This coming Thursday, April 14, 2011, SAE International will hold its first ever “World in Motion Fuel Cell Olympics” in Detroit. The event is being sponsored by GM. Last week I had talked about Michigan getting its first public hydrogen fueling station. So, it looks like the Great Lakes State (or the Wolverine State depending upon who you ask) is stepping up their game in regard to hydrogen technology.
According to SAE, “The technology behind the cars is available to educators, volunteers and young engineers. Using distilled water as the source for hydrogen fuel, the reversible fuel cell is used to electrolyze water and then the hydrogen produced is drawn back into the fuel cell to power the electric motor.
“The Fuel Cell Olympics have four different events, covering different components of successful vehicle engineering: distance, weight, accuracy and speed. All of the events take place on a ten meter track. The goal of the distance event is for the car to travel as long as possible while staying in the guidelines of the track. The goal of the weight category is for the car to travel as far as possible with an attached weight. The goal of the accuracy event is to have the car stop at a specific point in the ten meter strip. The goal of the speed event is to have the car that crosses the ten meter line in the shortest time. Gold, silver and bronze medals will be awarded to student teams for each event.”
I’ve talked about other student hydrogen fuel cell car competitions in the past such as this one in Union County, NJ. It’s always good seeing competitions such as this so that the educators of today can teach the engineers of tomorrows where future jobs will be and how to become an active part in revolutionary technology that will forever change how people drive.
This is interesting, but there are different issues for RC sized cars no
matter how they are powered compared to the issues affecting larger vehicles. I’m concerned that this event could be more bold. Why not
Formula Zero for zero emissions racing at high speed on a race track?
I am concerned that this event using distilled water, harder to
electrolyze than salt water, will fail to show future prospective engineers
how practical hydrogen based transportation is going to be.

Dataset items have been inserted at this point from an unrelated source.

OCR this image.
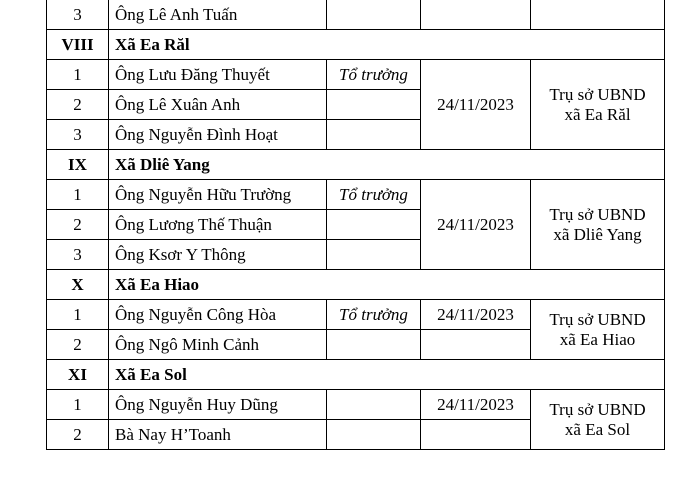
3	Ông Lê Anh Tuấn			
VIII	Xã Ea Răl			
1	Ông Lưu Đăng Thuyết	Tổ trưởng	24/11/2023	Trụ sở UBND
xã Ea Răl
2	Ông Lê Xuân Anh			
3	Ông Nguyễn Đình Hoạt			
IX	Xã Dliê Yang			
1	Ông Nguyễn Hữu Trường	Tổ trưởng	24/11/2023	Trụ sở UBND
xã Dliê Yang
2	Ông Lương Thế Thuận			
3	Ông Ksơr Y Thông			
X	Xã Ea Hiao			
1	Ông Nguyễn Công Hòa	Tổ trưởng	24/11/2023	Trụ sở UBND
xã Ea Hiao
2	Ông Ngô Minh Cảnh			
XI	Xã Ea Sol			
1	Ông Nguyễn Huy Dũng		24/11/2023	Trụ sở UBND
xã Ea Sol
2	Bà Nay H’Toanh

The
challenge should involve capturing the hydrogen in ordinary tap water
or sea water instead of distilled water, and I would like to see advanced techniques used.
Conventional thinking is to use distilled water and split that water storing the hydrogen gas as a gas. This is not necessarily the wisest let alone the only available approach. Long term, the real promise of a hydrogen based transportation system is that hydrogen can be procured with a negligible or even a positive environmental impact. The artificial leaf idea comes to mind.
A final concern of mine, is platinum used in the fuel cells of these tiny hydrogen powered vehicles? Platinum is too expensive and too rare a metal at this time for platinum based fuel cells to really take off. If platinum were cheap and plentiful, wouldn’t there be fuel cell vehicles in every state and every country in the world? Maybe if space flight ever becomes cheap enough and a large source of platinum in our solar system reasonably close
to Earth is found, using platinum will be a different story.
One use for hydrogen that should be discussed more is rocket fuel. If space can be reached using less fuel and the fuel is hydrogen, eco friendly space travel becomes possible. With eco friendly low cost space travel, building space based solar panels the size of football fields becomes possible.
With the amount of power a football field size solar array in space can generate, the need to use fossil fuel goes away entirely. We would have enough electricity to: synthesize fuels, release hydrogen, and power the
grid without using earth based power plants.
If I were the U.S. President in 2012, this is the challenge I’d give the nation: “Put a football stadium sized or larger high efficiency solar collector into space
and beam the power generated back to the earth within 10 years. Produce enough hydrogen to fuel all earth based transportation and synthesize other fuels as needed. Obviate completely the need to drill for Oil, mine for coal, or mine for uranium.”
Space based solar power stations are essentially, indirect fusion plants. Unlike their Earth based counterparts, the space equivalent can be
positioned in direct sunlight 24×7. Unlike a direct fusion power plant,
there are no containment issues. The only concern I have is that panels
will likely have to be replaced because of space debris colliding with the
array over time. Short of finding a way to repel debris, perhaps via magnets,
I don’t know what can be done to mitigate this issue. With the amount of
power a space based football field sized solar collector will collect, it should
be possible to use some of that power to deflect space debris.
Back to building hydrogen powered vehicles on the small scale, I hope advanced design techniques and advanced technologies are introduced to participants.